Langkah pencegahan dan penanganan

Ketua Satgas SWI Tongam Lumban Tobing mengatakan, pihaknya telah melakukan pencegahan dan penanganan terhadap kasus layanan keuangan ilegal, seperti gadai, pinjol, investasi, binary option, dan robot trading. Selain itu, SWI juga sudah mengedukasi masyarakat mengenai aset kripto.

Upaya tersebut dilakukan SWI sejak 2016. Adapun kasus terbanyak yang berhasil ditangani SWI terjadi pada 2019. Saat itu, SWI sukses menghentikan operasional 442 investasi ilegal, 1.493 pinjol ilegal, dan 68 gadai ilegal. Sementara, pada 2022, SWI telah menghentikan 21 investasi ilegal, 50 pinjol ilegal, dan 5 gadai ilegal.

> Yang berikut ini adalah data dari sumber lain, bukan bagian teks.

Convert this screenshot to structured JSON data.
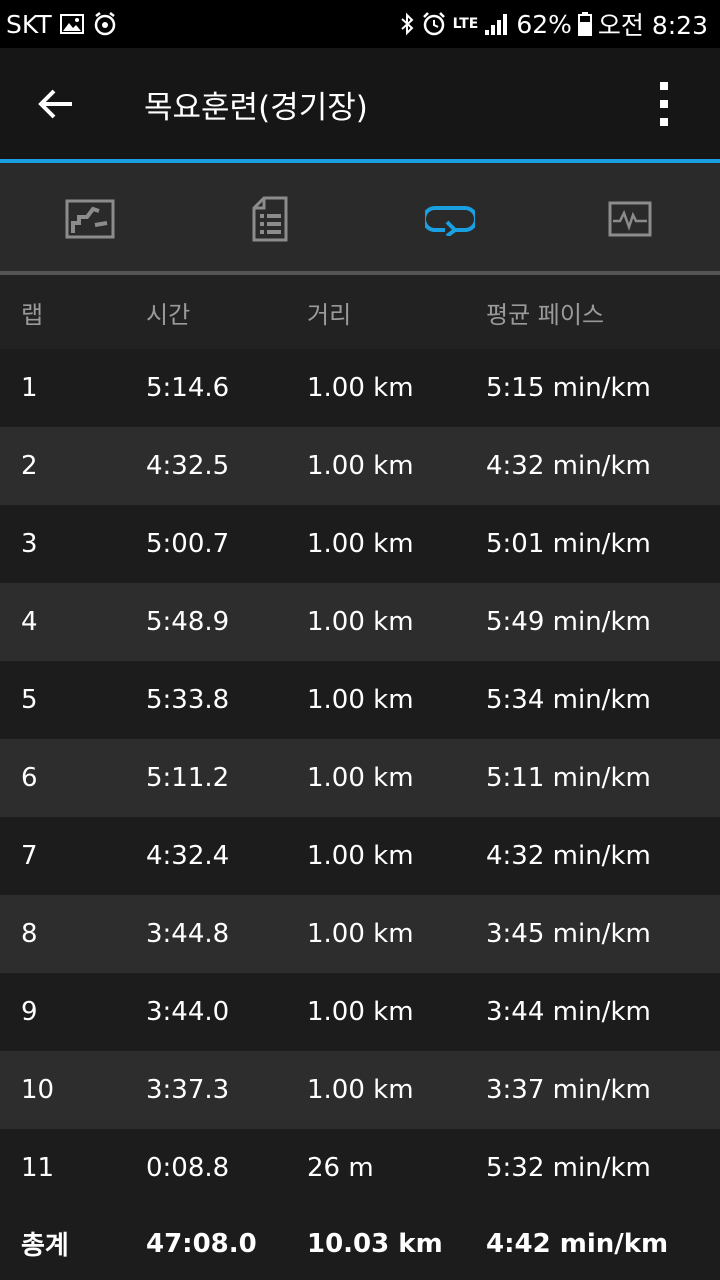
{
  "status_bar": {
    "carrier": "SKT",
    "network": "LTE",
    "battery": "62%",
    "time": "오전 8:23"
  },
  "app_bar": {
    "title": "목요훈련(경기장)"
  },
  "tabs": [
    {
      "icon": "map-icon",
      "selected": false
    },
    {
      "icon": "details-icon",
      "selected": false
    },
    {
      "icon": "laps-icon",
      "selected": true
    },
    {
      "icon": "chart-icon",
      "selected": false
    }
  ],
  "table": {
    "headers": {
      "lap": "랩",
      "time": "시간",
      "distance": "거리",
      "pace": "평균 페이스"
    },
    "rows": [
      {
        "lap": "1",
        "time": "5:14.6",
        "distance": "1.00 km",
        "pace": "5:15 min/km"
      },
      {
        "lap": "2",
        "time": "4:32.5",
        "distance": "1.00 km",
        "pace": "4:32 min/km"
      },
      {
        "lap": "3",
        "time": "5:00.7",
        "distance": "1.00 km",
        "pace": "5:01 min/km"
      },
      {
        "lap": "4",
        "time": "5:48.9",
        "distance": "1.00 km",
        "pace": "5:49 min/km"
      },
      {
        "lap": "5",
        "time": "5:33.8",
        "distance": "1.00 km",
        "pace": "5:34 min/km"
      },
      {
        "lap": "6",
        "time": "5:11.2",
        "distance": "1.00 km",
        "pace": "5:11 min/km"
      },
      {
        "lap": "7",
        "time": "4:32.4",
        "distance": "1.00 km",
        "pace": "4:32 min/km"
      },
      {
        "lap": "8",
        "time": "3:44.8",
        "distance": "1.00 km",
        "pace": "3:45 min/km"
      },
      {
        "lap": "9",
        "time": "3:44.0",
        "distance": "1.00 km",
        "pace": "3:44 min/km"
      },
      {
        "lap": "10",
        "time": "3:37.3",
        "distance": "1.00 km",
        "pace": "3:37 min/km"
      },
      {
        "lap": "11",
        "time": "0:08.8",
        "distance": "26 m",
        "pace": "5:32 min/km"
      }
    ],
    "total": {
      "lap": "총계",
      "time": "47:08.0",
      "distance": "10.03 km",
      "pace": "4:42 min/km"
    }
  },
  "colors": {
    "accent": "#1a9fe0",
    "background": "#1b1b1b",
    "row_alt": "#2d2d2d",
    "header_text": "#9a9a9a"
  }
}
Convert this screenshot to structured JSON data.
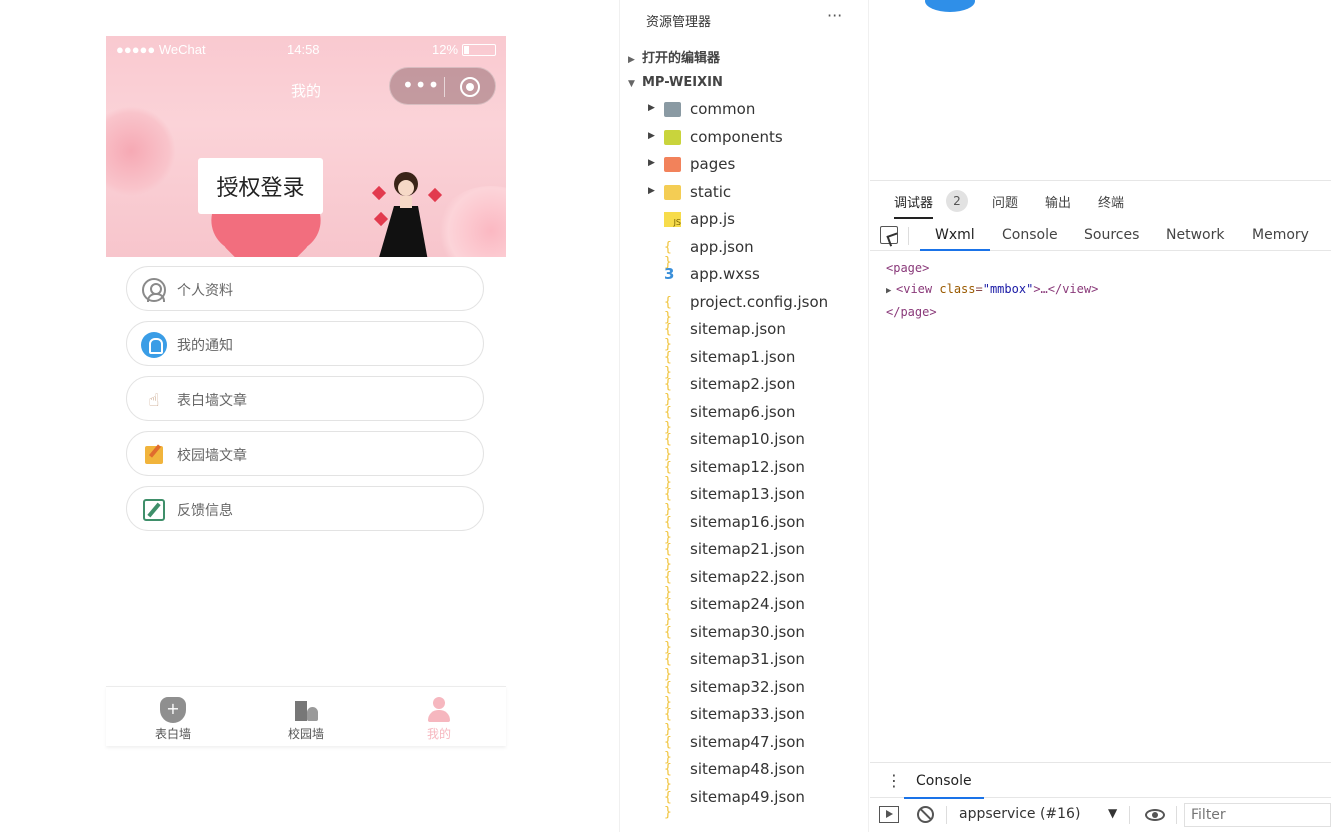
{
  "simulator": {
    "status_bar": {
      "carrier": "●●●●● WeChat",
      "time": "14:58",
      "battery": "12%"
    },
    "nav_title": "我的",
    "login_button": "授权登录",
    "menu": [
      {
        "label": "个人资料",
        "icon": "user-icon"
      },
      {
        "label": "我的通知",
        "icon": "bell-icon"
      },
      {
        "label": "表白墙文章",
        "icon": "hand-icon"
      },
      {
        "label": "校园墙文章",
        "icon": "edit-icon"
      },
      {
        "label": "反馈信息",
        "icon": "note-edit-icon"
      }
    ],
    "tabbar": [
      {
        "label": "表白墙",
        "icon": "shield-plus-icon",
        "active": false
      },
      {
        "label": "校园墙",
        "icon": "campus-icon",
        "active": false
      },
      {
        "label": "我的",
        "icon": "person-icon",
        "active": true
      }
    ]
  },
  "explorer": {
    "title": "资源管理器",
    "open_editors": "打开的编辑器",
    "project": "MP-WEIXIN",
    "items": [
      {
        "name": "common",
        "type": "folder",
        "color": "#8a9aa3"
      },
      {
        "name": "components",
        "type": "folder",
        "color": "#c9d43c"
      },
      {
        "name": "pages",
        "type": "folder",
        "color": "#f2825b"
      },
      {
        "name": "static",
        "type": "folder",
        "color": "#f4cd54"
      },
      {
        "name": "app.js",
        "type": "js"
      },
      {
        "name": "app.json",
        "type": "json"
      },
      {
        "name": "app.wxss",
        "type": "css"
      },
      {
        "name": "project.config.json",
        "type": "json"
      },
      {
        "name": "sitemap.json",
        "type": "json"
      },
      {
        "name": "sitemap1.json",
        "type": "json"
      },
      {
        "name": "sitemap2.json",
        "type": "json"
      },
      {
        "name": "sitemap6.json",
        "type": "json"
      },
      {
        "name": "sitemap10.json",
        "type": "json"
      },
      {
        "name": "sitemap12.json",
        "type": "json"
      },
      {
        "name": "sitemap13.json",
        "type": "json"
      },
      {
        "name": "sitemap16.json",
        "type": "json"
      },
      {
        "name": "sitemap21.json",
        "type": "json"
      },
      {
        "name": "sitemap22.json",
        "type": "json"
      },
      {
        "name": "sitemap24.json",
        "type": "json"
      },
      {
        "name": "sitemap30.json",
        "type": "json"
      },
      {
        "name": "sitemap31.json",
        "type": "json"
      },
      {
        "name": "sitemap32.json",
        "type": "json"
      },
      {
        "name": "sitemap33.json",
        "type": "json"
      },
      {
        "name": "sitemap47.json",
        "type": "json"
      },
      {
        "name": "sitemap48.json",
        "type": "json"
      },
      {
        "name": "sitemap49.json",
        "type": "json"
      }
    ]
  },
  "devtools": {
    "top_tabs": [
      {
        "label": "调试器",
        "active": true
      },
      {
        "label": "问题",
        "active": false
      },
      {
        "label": "输出",
        "active": false
      },
      {
        "label": "终端",
        "active": false
      }
    ],
    "badge": "2",
    "tabs": [
      {
        "label": "Wxml",
        "active": true
      },
      {
        "label": "Console",
        "active": false
      },
      {
        "label": "Sources",
        "active": false
      },
      {
        "label": "Network",
        "active": false
      },
      {
        "label": "Memory",
        "active": false
      }
    ],
    "wxml": {
      "open_tag": "<page>",
      "child_tag": "view",
      "child_attr": "class",
      "child_value": "\"mmbox\"",
      "child_close": ">…</view>",
      "close_tag": "</page>"
    },
    "console_tab": "Console",
    "context": "appservice (#16)",
    "filter_placeholder": "Filter"
  }
}
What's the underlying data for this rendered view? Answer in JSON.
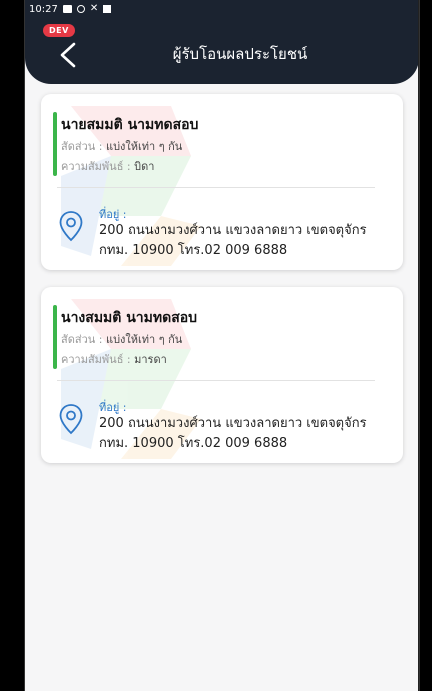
{
  "status_bar": {
    "time": "10:27"
  },
  "header": {
    "env_badge": "DEV",
    "title": "ผู้รับโอนผลประโยชน์"
  },
  "colors": {
    "header_bg": "#1b2330",
    "accent": "#3bb54a",
    "badge": "#e53945",
    "link": "#2f78c7"
  },
  "beneficiaries": [
    {
      "name": "นายสมมติ นามทดสอบ",
      "share_label": "สัดส่วน :",
      "share_value": "แบ่งให้เท่า ๆ กัน",
      "relation_label": "ความสัมพันธ์ :",
      "relation_value": "บิดา",
      "address_label": "ที่อยู่ :",
      "address": "200 ถนนงามวงศ์วาน แขวงลาดยาว เขตจตุจักร กทม. 10900 โทร.02 009 6888"
    },
    {
      "name": "นางสมมติ นามทดสอบ",
      "share_label": "สัดส่วน :",
      "share_value": "แบ่งให้เท่า ๆ กัน",
      "relation_label": "ความสัมพันธ์ :",
      "relation_value": "มารดา",
      "address_label": "ที่อยู่ :",
      "address": "200 ถนนงามวงศ์วาน แขวงลาดยาว เขตจตุจักร กทม. 10900 โทร.02 009 6888"
    }
  ]
}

Tongam menambahkan, jumlah perusahaan fintech yang terdaftar di OJK sebanyak 103. Total pemberi pinjaman mencapai 809.494 dan peminjam uang mencapai 73.246.852. Sementara, jumlah keseluruhan pinjaman yang telah disalurkan mencapai Rp 295,853 triliun.

Berdasarkan data tersebut, lanjut Tongam, layanan pinjol sebenarnya dibutuhkan oleh masyarakat, khususnya kalangan yang tidak terlayani oleh lembaga keuangan formal.

Sayangnya, hal tersebut justru dimanfaatkan oleh sejumlah oknum untuk menjerat masyarakat dengan layanan pinjol berbunga tinggi.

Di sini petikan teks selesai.